THE LAST PARTY

[3.8]

It’s certainly amusing watching this on election day 2020, with the insistent pleas that “this is the most important election of our lifetime” echoing with a perverse irony all these 27 years later.  When was the last time anyone looked back at the election of 1992 and thought of it as a decisive moment in American history? Maybe the mists of time have obscured Clinton’s rise as nearly inevitable, with a weak and ineffective challenger in incumbent George Bush (who history has also rehabilitated as a good natured, “decent” politician) and kooky third party nom Ross Perot.  But, as an interesting “youth movement” companion piece to the more professionally produced THE WAR ROOM, THE LAST PARTY serves as a fascinating peek inside the election cycle as it happens, reacting to the anxieties of a populace who sees both major parties as complicit tools of oppression.  What is probably most striking is the use of Robert Downey Jr. as our free spirited guide, stand-in for the youths of America, whose performative Ken Kesey-inspired pranksterism stands at such odds to his modern-day embodiment of elite capitalism (the man played billionaire Tony Stark for over a decade, y’all).  There’s a tragic melancholy that hangs over the whole film then, one not inherent in the production but integral to its reception (especially its reception over time) due to the audience’s awareness of what will befall Downey in the years after this film. Even if one were to argue the ‘separate the art from the artist’ line, it certainly doesn’t hold here, as the entire film is built around recognition of personalities and their importance as both individuals and ideas.  In 1992, Downey starred in the hit CHAPLIN that would earn him an Oscar nom, and he was certainly a recognizable face to most of the people he interacts with here. He meets up with Oliver Stone (whose JFK had made a splash the year before and certainly amped up the public distrust of the government), Sean Penn (whose own social activism would ramp up and continue far past Downey’s involvement), Bill Clinton (who wisely engages by simply flashing his trademark smile and humoring Downey), Spike Lee, Jerry Brown, and (in eerie foreshadowing of future elections) John Kerry and Arnold Schwarzeneger.  

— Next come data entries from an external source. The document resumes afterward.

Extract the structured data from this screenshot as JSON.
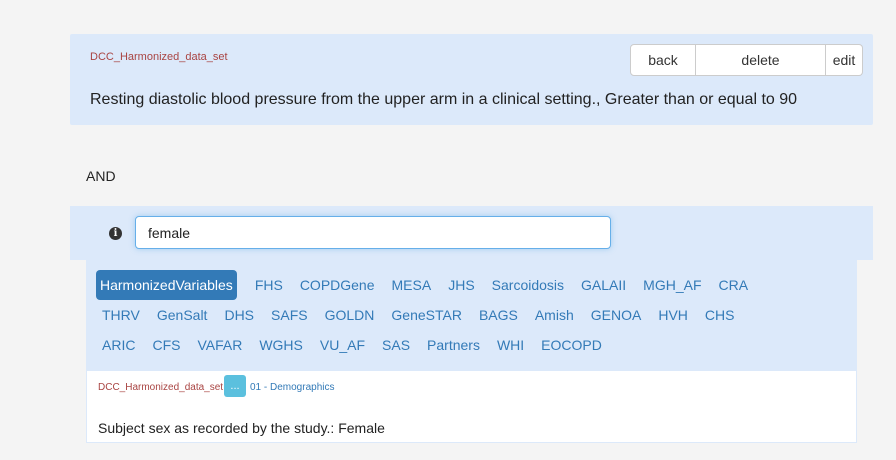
{
  "criterion": {
    "source": "DCC_Harmonized_data_set",
    "description": "Resting diastolic blood pressure from the upper arm in a clinical setting., Greater than or equal to 90",
    "buttons": {
      "back": "back",
      "delete": "delete",
      "edit": "edit"
    }
  },
  "operator": "AND",
  "search": {
    "value": "female",
    "info_icon": "info-icon"
  },
  "tabs": {
    "row1": [
      "HarmonizedVariables",
      "FHS",
      "COPDGene",
      "MESA",
      "JHS",
      "Sarcoidosis",
      "GALAII",
      "MGH_AF",
      "CRA"
    ],
    "row2": [
      "THRV",
      "GenSalt",
      "DHS",
      "SAFS",
      "GOLDN",
      "GeneSTAR",
      "BAGS",
      "Amish",
      "GENOA",
      "HVH",
      "CHS"
    ],
    "row3": [
      "ARIC",
      "CFS",
      "VAFAR",
      "WGHS",
      "VU_AF",
      "SAS",
      "Partners",
      "WHI",
      "EOCOPD"
    ],
    "active": "HarmonizedVariables"
  },
  "result": {
    "source": "DCC_Harmonized_data_set",
    "ellipsis": "...",
    "category": "01 - Demographics",
    "text": "Subject sex as recorded by the study.: Female"
  },
  "colors": {
    "accent": "#337ab7",
    "panel": "#dce9fa",
    "source_text": "#a94442",
    "info_button": "#5bc0de"
  }
}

I’m curious how Downey’s goofball antics came off at the time of the pic’s release: were they in line with his public persona then? From a modern eye (and probably to many in 1992), he comes off as desperate for attention, childish in his focus and intellectual curiosity, and as the broey class clown who flirts with activism but grows bored with selflessness.  He strips down to his underwear (on several occasions) and poses like a statue in a park, swims in a fountain outside of Wall Street, hops on the floor like a goat (a bizarre recurring ‘skit’ that doesn’t make sense to anyone, including his own father), hangs from a crane in the Democratic convention center, and marches down the street of an AIDS protest in solemn solidarity with a flamboyantly dressed young boy.  It’s hard not to cringe at Downey’s self-seriousness, his ‘bold’ take-down of both Democratic and Republican establishment parties signaling his counter-cultural bona-fides, as he mocks the corporate influence that has infested all of politics, before finally settling into a hazy relief at Clinton’s victory. Downey’s father, the famed indie filmmaker, professes his long disinterest and distrust of politics (which is kind of shocking, considering the satirical nature of his films), but notes that this election is the first time he has felt the anxiety that things need to change, and perhaps Clinton is the only one capable of doing that.  It’s a recognizable baby-boomer sentiment, expressed in real-time, of that wide swathe of America who tuned-in and dropped-out, confident in their own beliefs and values but numb to the possibilities of organizing for political change. If politics is filthy, just stay home.